HippieVan at 12:00AM, Feb. 20, 2015

I'm a bit of a comic book proselytizer. When people tell me they don't like comics, I usually take that as a personal challenge. (I have the same reaction when people tell me they don't like cats, but that's another story for another time.) Generally I assume that the person isn't aware of how diverse and sophisticated graphic novels have become, and that I just need to get the right ones in their hands in order to convert them.

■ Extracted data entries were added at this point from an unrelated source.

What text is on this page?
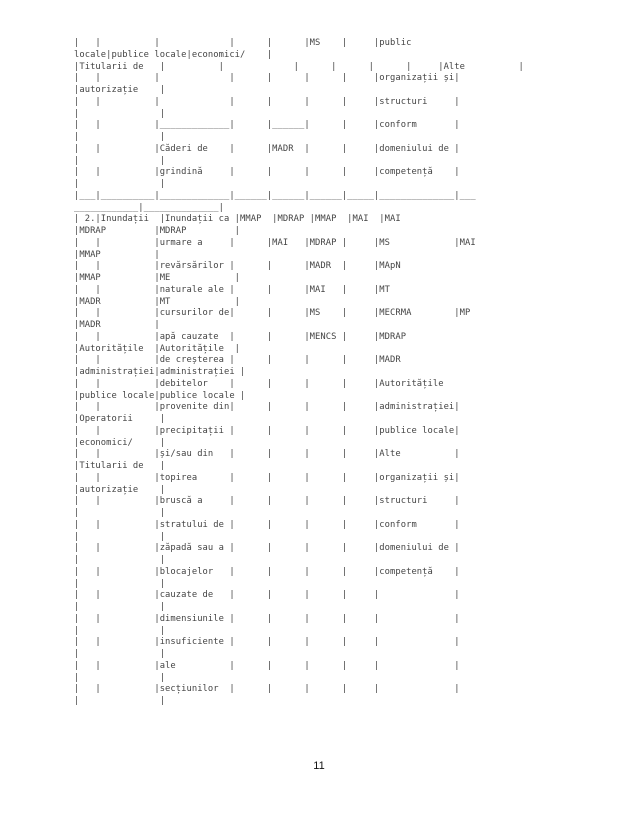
|   |          |             |      |      |MS    |     |public
locale|publice locale|economici/    |
|Titularii de   |          |             |      |      |      |     |Alte          |
|   |          |             |      |      |      |     |organizații și|
|autorizație    |
|   |          |             |      |      |      |     |structuri     |
|               |
|   |          |_____________|      |______|      |     |conform       |
|               |
|   |          |Căderi de    |      |MADR  |      |     |domeniului de |
|               |
|   |          |grindină     |      |      |      |     |competență    |
|               |
|___|__________|_____________|______|______|______|_____|______________|___
____________|______________|
| 2.|Inundații  |Inundații ca |MMAP  |MDRAP |MMAP  |MAI  |MAI
|MDRAP         |MDRAP         |
|   |          |urmare a     |      |MAI   |MDRAP |     |MS            |MAI
|MMAP          |
|   |          |revărsărilor |      |      |MADR  |     |MApN
|MMAP          |ME            |
|   |          |naturale ale |      |      |MAI   |     |MT
|MADR          |MT            |
|   |          |cursurilor de|      |      |MS    |     |MECRMA        |MP
|MADR          |
|   |          |apă cauzate  |      |      |MENCS |     |MDRAP
|Autoritățile  |Autoritățile  |
|   |          |de creșterea |      |      |      |     |MADR
|administrației|administrației |
|   |          |debitelor    |      |      |      |     |Autoritățile
|publice locale|publice locale |
|   |          |provenite din|      |      |      |     |administrației|
|Operatorii     |
|   |          |precipitații |      |      |      |     |publice locale|
|economici/     |
|   |          |și/sau din   |      |      |      |     |Alte          |
|Titularii de   |
|   |          |topirea      |      |      |      |     |organizații și|
|autorizație    |
|   |          |bruscă a     |      |      |      |     |structuri     |
|               |
|   |          |stratului de |      |      |      |     |conform       |
|               |
|   |          |zăpadă sau a |      |      |      |     |domeniului de |
|               |
|   |          |blocajelor   |      |      |      |     |competență    |
|               |
|   |          |cauzate de   |      |      |      |     |              |
|               |
|   |          |dimensiunile |      |      |      |     |              |
|               |
|   |          |insuficiente |      |      |      |     |              |
|               |
|   |          |ale          |      |      |      |     |              |
|               |
|   |          |secțiunilor  |      |      |      |     |              |
|               |
11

There are a few things I tend to stay away from - anything where the characters are wearing skin-tight costumes, anything too action-heavy. The goal is to convince the person that comics books aren't just goofy superheroes. Astro City or Watchmen probably aren't the best place to start unless your target has expressed an interest, as they may dismiss them right off the bat. I like to stick to narrative comics, or ones that I know appeal to the person's specific interests. Sometimes comics that are already popular work best, because the person may have heard positive things about them.

Here are some of my favourite comics for converting my loved ones!

Hark! A Vagrant!
This comic is universally adored in the history student community, and it's also got some great gags for lovers of literature. And it's available both online and in print, which is convenient - good for casual recommendations as well as formal gifts. The Cartoon History of the Universe is also a good one for people with a more casual interest in history.

Graphic Classics, and other books in graphic novel form
As long as the graphic novel isn't butchering the person's favourite book, I find these are usually well-received. There are some really good illustrated collections of work by Edgar Allan Poe, Ray Bradbury and Kafka, just to name a few. I also have a graphic novel version of Coraline that got my little sister hooked on comics, and would be great for younger readers.

Guy Delisle's travelogues
I've had more luck with Guy Delisle's books than any others, actually. I even got my 80-year-old grandfather into graphic novels with a copy of Shenzhen. Delisle's comics are simple and humorous, and provide an outsider's glimpse into some really interesting places. And they're about as far as you can get from the classic superhero comics.

Alan Moore
V for Vendetta and The League of Extraordinary Gentlemen are both a good place to start. Moore's graphic novels also transition well into full fandom once you get someone hooked, with tons of movies and merchandise available.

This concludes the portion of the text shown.